Look up an efficient sorting network for N = the number of bytes you care about (4 or 16). Convert that to a sequence of compare and exchange instructions. (For N=16 that'll be more than 'a few', though.)
Found it! It's in the 2007 paper "Using SIMD Registers and Instructions to Enable Instruction-Level Parallelism in Sorting Algorithms" by Furtak, Amaral, and Niewiadomski. Section 4.
It uses 4 SSE registers, has 12 steps, and runs in 19 instructions including load and store.
The same paper has some excellent work on dynamically making sorting networks with SIMD.
To speed up sorting of strings, I ended up packing 7 bytes per double and sorting (ranking) an array of 16 doubles in SSE2, using bitonic sort to create two runs of 8, and a binary merge to merge the two runs. You can see the first part here http://mischasan.wordpress.com/2011/07/29/okay-one-more-poke-at-sse2-sorting-doubles/ (asm) and here http://mischasan.wordpress.com/2011/09/02/update-on-bitonic-sse2-sort-of-16-doubles/ (C), and the bitonic merge step (if you want to go SSE all the way) here: http://mischasan.wordpress.com/2012/11/04/sse2-odd-even-merge-the-last-step-in-sorting/ . I replaced the insertion sort at the bottom of qsort with this sort, and it's about 5 times as fast as straight qsort. HTH
I hadn't seen the UofA paper; the bitonic logic is from old school (CTM) GPGPU programming.

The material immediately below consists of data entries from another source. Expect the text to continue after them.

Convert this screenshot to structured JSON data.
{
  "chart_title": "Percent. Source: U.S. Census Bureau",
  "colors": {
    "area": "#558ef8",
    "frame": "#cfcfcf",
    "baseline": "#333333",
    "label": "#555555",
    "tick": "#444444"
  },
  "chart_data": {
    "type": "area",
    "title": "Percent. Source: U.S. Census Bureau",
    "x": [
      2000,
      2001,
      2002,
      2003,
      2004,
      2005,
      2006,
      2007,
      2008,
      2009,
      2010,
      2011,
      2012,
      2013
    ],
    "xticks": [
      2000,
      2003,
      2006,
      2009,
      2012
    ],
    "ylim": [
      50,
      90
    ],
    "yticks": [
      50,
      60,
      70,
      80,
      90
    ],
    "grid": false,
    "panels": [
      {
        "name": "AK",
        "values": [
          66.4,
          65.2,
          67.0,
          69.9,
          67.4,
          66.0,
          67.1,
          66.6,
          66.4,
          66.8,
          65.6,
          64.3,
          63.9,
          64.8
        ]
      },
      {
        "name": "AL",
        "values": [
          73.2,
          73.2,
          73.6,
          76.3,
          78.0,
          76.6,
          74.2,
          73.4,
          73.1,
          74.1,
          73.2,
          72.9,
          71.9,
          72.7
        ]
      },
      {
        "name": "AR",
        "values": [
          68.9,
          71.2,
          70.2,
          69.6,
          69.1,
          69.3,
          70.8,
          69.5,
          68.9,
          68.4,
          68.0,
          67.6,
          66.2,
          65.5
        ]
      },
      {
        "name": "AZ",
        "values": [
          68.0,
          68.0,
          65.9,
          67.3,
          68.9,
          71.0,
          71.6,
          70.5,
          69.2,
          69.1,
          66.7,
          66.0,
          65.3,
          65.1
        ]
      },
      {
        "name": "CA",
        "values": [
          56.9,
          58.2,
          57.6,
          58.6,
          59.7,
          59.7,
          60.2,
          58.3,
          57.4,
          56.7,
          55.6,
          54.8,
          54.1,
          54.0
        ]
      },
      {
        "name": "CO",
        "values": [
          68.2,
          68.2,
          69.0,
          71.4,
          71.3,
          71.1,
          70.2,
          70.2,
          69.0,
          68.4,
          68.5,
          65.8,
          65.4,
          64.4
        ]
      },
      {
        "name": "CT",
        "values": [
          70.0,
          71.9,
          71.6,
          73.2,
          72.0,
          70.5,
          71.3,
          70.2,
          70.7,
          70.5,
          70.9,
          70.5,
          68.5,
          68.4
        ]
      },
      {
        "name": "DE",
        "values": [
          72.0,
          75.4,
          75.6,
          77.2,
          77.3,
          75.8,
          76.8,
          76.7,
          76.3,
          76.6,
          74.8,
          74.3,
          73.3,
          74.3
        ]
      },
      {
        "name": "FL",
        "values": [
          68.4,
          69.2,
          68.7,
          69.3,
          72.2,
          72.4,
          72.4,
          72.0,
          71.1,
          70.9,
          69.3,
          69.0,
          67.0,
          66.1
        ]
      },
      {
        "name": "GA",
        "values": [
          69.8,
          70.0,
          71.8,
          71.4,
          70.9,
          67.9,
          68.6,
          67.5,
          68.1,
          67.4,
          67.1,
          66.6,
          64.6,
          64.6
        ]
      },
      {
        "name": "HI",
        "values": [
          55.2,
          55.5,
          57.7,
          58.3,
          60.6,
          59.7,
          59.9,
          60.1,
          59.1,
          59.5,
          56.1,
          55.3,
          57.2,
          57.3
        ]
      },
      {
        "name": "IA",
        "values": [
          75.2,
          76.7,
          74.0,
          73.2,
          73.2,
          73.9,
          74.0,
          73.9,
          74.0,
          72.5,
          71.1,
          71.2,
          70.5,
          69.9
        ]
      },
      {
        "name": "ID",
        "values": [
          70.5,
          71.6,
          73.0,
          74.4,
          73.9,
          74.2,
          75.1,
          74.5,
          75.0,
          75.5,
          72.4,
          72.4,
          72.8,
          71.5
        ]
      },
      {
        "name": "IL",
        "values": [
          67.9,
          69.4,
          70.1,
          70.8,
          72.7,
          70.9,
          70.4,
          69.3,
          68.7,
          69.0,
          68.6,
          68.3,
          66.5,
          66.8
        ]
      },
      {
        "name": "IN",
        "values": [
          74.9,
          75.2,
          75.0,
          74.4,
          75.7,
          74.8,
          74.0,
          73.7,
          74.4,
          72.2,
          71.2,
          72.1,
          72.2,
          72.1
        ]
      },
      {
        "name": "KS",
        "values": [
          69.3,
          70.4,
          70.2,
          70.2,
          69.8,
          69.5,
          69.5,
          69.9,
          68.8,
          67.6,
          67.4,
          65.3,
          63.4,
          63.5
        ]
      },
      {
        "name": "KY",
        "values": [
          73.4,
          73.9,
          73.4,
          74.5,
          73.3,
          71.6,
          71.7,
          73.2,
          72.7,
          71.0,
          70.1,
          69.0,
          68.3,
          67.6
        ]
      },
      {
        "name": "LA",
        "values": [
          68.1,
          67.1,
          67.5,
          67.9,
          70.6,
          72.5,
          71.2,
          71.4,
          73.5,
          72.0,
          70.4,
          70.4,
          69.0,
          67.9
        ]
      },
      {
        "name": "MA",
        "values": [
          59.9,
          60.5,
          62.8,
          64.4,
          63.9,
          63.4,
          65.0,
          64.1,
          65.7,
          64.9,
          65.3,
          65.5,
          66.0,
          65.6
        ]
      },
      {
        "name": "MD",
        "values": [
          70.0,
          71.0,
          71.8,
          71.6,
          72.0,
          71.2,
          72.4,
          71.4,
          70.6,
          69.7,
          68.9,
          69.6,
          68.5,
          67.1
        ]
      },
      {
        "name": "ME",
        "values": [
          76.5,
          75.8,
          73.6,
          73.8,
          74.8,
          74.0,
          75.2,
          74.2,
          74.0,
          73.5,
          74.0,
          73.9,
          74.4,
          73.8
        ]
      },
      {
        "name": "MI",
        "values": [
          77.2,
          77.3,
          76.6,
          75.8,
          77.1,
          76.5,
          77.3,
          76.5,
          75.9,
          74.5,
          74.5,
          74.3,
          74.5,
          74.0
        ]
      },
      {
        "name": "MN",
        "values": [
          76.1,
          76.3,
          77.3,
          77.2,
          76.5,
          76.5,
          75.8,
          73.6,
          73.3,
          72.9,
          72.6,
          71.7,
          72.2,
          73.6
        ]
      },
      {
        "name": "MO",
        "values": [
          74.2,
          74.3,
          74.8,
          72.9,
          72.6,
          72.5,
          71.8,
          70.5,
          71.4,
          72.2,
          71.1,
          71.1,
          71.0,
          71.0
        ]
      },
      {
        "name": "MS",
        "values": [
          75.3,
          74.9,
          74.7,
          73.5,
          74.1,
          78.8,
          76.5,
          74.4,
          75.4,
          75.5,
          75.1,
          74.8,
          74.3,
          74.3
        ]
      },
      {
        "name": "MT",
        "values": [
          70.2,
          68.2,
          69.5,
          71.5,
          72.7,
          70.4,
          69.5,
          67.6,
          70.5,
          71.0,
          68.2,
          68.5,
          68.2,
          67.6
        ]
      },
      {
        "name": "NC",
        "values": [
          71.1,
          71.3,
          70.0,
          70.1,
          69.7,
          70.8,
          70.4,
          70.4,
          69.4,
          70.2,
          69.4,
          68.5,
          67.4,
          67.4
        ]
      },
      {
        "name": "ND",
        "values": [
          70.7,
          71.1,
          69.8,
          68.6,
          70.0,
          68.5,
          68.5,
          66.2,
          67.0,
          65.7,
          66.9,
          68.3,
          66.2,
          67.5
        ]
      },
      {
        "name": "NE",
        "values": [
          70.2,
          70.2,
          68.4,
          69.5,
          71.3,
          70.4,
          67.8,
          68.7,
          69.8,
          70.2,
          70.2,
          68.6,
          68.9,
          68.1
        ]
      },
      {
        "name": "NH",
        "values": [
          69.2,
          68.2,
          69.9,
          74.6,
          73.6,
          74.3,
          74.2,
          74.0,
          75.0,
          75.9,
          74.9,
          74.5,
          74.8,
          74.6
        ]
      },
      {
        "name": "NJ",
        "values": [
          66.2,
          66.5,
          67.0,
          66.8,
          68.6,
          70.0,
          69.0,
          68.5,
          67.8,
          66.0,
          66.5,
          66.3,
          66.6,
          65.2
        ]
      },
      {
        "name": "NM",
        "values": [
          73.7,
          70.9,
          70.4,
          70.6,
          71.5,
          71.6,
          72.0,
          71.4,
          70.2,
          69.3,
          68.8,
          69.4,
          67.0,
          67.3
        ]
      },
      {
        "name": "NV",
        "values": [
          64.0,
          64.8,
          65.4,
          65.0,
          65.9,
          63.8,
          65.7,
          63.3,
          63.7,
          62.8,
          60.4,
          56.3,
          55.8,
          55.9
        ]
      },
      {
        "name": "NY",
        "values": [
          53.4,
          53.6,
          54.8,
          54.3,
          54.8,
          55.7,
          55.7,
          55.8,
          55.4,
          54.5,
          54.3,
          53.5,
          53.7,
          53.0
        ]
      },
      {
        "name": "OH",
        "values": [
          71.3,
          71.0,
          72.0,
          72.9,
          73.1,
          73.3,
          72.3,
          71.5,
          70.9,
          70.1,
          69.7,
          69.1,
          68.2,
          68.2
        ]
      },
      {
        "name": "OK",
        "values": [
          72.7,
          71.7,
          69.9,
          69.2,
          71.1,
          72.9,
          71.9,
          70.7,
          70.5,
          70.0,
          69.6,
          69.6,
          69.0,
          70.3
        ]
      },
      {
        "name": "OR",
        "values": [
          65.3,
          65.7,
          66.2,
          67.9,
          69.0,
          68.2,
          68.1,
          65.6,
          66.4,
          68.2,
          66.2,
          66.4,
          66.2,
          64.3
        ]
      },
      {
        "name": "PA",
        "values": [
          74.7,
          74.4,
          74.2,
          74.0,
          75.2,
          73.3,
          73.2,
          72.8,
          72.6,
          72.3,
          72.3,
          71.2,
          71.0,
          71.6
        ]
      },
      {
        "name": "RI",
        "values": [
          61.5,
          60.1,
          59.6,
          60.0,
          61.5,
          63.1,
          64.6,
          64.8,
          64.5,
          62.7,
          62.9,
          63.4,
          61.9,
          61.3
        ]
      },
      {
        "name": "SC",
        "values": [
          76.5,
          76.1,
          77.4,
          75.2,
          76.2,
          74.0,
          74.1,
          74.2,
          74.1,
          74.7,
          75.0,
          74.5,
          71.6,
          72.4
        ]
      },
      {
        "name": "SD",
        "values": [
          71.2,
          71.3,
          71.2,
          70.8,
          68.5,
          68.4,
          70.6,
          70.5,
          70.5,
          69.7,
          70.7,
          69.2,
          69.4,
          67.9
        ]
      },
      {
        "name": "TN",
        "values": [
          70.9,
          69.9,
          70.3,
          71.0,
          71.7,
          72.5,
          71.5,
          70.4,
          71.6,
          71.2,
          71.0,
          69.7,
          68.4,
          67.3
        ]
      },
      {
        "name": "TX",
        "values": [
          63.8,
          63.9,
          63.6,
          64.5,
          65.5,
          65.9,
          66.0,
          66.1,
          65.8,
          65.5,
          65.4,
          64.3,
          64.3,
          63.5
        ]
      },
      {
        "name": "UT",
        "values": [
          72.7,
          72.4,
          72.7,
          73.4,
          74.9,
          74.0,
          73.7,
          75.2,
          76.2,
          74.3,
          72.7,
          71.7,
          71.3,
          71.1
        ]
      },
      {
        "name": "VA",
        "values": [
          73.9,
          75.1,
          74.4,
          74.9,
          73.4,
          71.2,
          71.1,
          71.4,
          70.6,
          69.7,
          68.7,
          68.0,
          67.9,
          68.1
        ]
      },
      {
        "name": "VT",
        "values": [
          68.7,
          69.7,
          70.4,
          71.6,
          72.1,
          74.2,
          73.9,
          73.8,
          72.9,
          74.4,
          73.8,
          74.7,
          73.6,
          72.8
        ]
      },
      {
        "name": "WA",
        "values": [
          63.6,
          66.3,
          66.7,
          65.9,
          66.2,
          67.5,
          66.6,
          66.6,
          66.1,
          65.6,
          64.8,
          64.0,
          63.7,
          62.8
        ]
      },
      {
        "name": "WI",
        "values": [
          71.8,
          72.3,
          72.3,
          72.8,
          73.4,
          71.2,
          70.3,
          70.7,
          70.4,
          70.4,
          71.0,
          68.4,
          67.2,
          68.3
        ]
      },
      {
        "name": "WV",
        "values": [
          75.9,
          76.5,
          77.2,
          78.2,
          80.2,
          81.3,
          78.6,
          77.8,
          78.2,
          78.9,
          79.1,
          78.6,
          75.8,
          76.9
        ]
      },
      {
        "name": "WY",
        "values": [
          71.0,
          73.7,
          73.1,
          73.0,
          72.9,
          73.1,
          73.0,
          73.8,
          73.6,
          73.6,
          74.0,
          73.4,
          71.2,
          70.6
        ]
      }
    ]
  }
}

Sorry about the embedded link strings; I don't know how to add clickable links in comments stackoverflow.
All sorting algorithms require "swapping" values from one place to another. Since you're talking about a literal CPU register, that means any sort would need another register to use as a temporary place to hold the bytes being swapped.
I've never seen a chip with a built-in method for sorting bytes within a register. Not saying it hasn't been done, but I can't think of many uses for such an instruction.